Why Project Tin Can Is Important to Me

Project Tin CanBy now, I think most readers of this blog have probably heard me talk to this at DevLearn, read the breaking news posted by the eLearning Guild in Learning Solutions Magazine or have been to Rustici Software to find out about what Project Tin Can is all about. Rather than re-iterate what the Tin Can portal already tells you already (and Mike and co. have done a great job at that), I want to share a little bit about why this is important to me, personally.

In 2008, I began to look at tools like Twitter, Facebook, LinkedIn, Google Apps (especially, for me,  Wave in 2009) with an eye for the emerging patterns: how the tools were both shaping and amplifying our ability to scale connections with each other; what they might do to accelerate and deepen our ability to learn. I have many friends who did not (and do not) participate in social networking (online) and I explained, repeatedly, what I both loved about the tools and what I wish would improve.  What I came to understand through the long series of exchanges is that the Internet, as it is, is fundamentally organized into metaphors of files and folders. In real life, we look at the world very differently — people, places and shared experiences are how we tend to recount. It sounds like a small difference, but the net effects are *ginormous*.
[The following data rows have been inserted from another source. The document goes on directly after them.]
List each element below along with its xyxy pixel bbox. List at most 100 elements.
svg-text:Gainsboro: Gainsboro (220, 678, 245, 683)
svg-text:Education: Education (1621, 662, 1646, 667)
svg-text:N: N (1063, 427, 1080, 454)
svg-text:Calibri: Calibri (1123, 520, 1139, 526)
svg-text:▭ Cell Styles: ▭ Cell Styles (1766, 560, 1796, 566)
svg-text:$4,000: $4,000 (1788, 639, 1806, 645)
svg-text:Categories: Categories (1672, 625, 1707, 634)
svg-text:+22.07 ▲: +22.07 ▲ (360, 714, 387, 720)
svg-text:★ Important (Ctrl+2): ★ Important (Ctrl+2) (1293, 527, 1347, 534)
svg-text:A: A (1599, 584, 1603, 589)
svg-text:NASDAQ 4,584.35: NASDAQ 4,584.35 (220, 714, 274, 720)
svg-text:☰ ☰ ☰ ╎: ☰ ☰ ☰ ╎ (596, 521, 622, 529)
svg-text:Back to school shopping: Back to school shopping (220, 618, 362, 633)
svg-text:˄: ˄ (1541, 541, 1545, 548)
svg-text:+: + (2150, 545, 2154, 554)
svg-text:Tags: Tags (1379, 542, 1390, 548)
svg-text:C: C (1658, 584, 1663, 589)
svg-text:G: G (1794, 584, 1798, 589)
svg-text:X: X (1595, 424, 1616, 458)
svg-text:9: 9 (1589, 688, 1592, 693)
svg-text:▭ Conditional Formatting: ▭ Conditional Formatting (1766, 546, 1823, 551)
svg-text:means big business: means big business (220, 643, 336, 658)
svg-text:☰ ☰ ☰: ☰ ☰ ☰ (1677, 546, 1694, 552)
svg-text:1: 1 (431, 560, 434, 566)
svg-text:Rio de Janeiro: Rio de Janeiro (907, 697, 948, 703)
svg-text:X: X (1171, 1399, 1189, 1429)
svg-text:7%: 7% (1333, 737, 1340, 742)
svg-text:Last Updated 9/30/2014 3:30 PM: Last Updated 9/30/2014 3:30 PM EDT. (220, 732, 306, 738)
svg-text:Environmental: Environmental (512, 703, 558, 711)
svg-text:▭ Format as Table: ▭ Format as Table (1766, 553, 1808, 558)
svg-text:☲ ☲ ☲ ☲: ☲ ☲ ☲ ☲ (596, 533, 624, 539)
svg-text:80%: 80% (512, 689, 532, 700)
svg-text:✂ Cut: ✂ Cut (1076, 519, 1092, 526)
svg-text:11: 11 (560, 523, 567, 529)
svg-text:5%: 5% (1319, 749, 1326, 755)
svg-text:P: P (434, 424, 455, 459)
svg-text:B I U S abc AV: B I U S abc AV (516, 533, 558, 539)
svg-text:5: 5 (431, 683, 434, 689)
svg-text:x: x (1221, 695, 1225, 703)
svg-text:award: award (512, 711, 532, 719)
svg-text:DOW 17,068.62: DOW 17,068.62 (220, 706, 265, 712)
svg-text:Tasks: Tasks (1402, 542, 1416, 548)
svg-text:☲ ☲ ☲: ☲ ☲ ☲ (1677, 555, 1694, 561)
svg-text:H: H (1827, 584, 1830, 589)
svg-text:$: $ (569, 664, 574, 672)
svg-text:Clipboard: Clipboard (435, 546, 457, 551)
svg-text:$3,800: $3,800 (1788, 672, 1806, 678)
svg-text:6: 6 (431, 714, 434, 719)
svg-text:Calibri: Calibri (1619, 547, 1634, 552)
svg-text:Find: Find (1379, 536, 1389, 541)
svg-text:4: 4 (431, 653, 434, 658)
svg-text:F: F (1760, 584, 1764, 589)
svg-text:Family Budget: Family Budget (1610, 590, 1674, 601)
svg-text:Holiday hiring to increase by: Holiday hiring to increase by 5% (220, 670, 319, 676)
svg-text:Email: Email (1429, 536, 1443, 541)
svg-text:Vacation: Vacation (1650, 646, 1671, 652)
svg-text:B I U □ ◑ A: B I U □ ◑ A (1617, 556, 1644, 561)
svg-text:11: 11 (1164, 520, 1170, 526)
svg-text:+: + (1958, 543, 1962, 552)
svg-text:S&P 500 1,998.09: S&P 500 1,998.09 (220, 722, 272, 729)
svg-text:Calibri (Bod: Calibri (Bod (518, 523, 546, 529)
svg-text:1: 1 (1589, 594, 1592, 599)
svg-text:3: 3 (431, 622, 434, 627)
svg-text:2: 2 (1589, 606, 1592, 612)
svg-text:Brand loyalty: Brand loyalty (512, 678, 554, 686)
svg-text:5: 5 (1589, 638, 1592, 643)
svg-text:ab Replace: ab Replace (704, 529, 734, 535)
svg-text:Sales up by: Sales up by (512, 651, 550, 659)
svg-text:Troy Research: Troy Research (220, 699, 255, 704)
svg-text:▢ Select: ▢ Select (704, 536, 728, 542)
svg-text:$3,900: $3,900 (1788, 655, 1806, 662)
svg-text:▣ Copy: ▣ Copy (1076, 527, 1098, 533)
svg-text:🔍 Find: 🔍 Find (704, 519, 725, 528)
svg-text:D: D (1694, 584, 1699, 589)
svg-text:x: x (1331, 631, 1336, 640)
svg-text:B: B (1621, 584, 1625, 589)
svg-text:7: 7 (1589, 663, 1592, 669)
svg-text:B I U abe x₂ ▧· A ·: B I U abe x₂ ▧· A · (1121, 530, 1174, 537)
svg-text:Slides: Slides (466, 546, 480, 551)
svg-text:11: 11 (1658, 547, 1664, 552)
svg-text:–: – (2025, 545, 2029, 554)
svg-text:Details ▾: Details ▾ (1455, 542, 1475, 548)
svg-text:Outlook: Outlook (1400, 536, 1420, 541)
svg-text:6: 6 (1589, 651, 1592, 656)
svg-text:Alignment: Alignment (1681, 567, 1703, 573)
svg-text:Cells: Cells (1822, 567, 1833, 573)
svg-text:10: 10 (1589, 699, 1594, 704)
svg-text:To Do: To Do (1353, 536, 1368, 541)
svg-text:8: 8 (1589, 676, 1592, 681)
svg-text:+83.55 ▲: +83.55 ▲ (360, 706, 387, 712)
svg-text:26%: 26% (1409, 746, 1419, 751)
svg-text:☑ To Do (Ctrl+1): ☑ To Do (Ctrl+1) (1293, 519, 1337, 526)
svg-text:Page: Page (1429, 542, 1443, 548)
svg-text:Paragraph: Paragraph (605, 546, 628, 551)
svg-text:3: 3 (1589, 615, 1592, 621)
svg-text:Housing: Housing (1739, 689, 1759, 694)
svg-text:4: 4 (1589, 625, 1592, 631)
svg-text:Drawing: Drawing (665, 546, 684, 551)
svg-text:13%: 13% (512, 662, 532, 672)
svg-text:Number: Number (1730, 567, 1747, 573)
Most of the tools we use try to put the round pegs of our mental perception into the square holes of how information is structured online. At the same time, if you read Jaron Lanier’s work (or listen to a lot of the social media skeptics — and I still converse with more than a few), it seems to me that through more and more of our lives being spent interacting online, we are starting to push the square pegs of online, digital life into the rubbery sillyband holes of our real-life context. We are shaped by our tools as much as we use them to shape creation.

If the tools change, we may change as well.

This is a very similar train of thought to how we approach creating environments for learning.  SCORM, for example, has a very rigid format that defines learning. It works great for what it is… but apply that square peg into the sillyband hole of “social learning” as one example? I don’t know how it might work (technically), let alone how it might help. When I think of SCORM, I think of the Run-Time Data Model. I think about Sequencing & Navigation. I think about Content Packaging. Something like Foursquare hardly fits into that mental frame for me, yet because so many people have asked for the ability to mashup the “formal” tracking that SCORM provides with vicarious nature of social tools (as one example), there has to be a way — and if there is, that way must be exchangeable, repeatable, improvable and (by the Gods) interoperable.

That’s the terrain I think (and hope) Tin Can will explore. It should allow more connections of learners to more content sources — not *just* SCORM content sources (not just one learner on their own, either). The more connections, the more innovations — and to me, that means the more learning in a networked model of how learning happens. I don’t view Project Tin Can as the end — I view it as a first take of many towards a more open, accessible and usable learning network.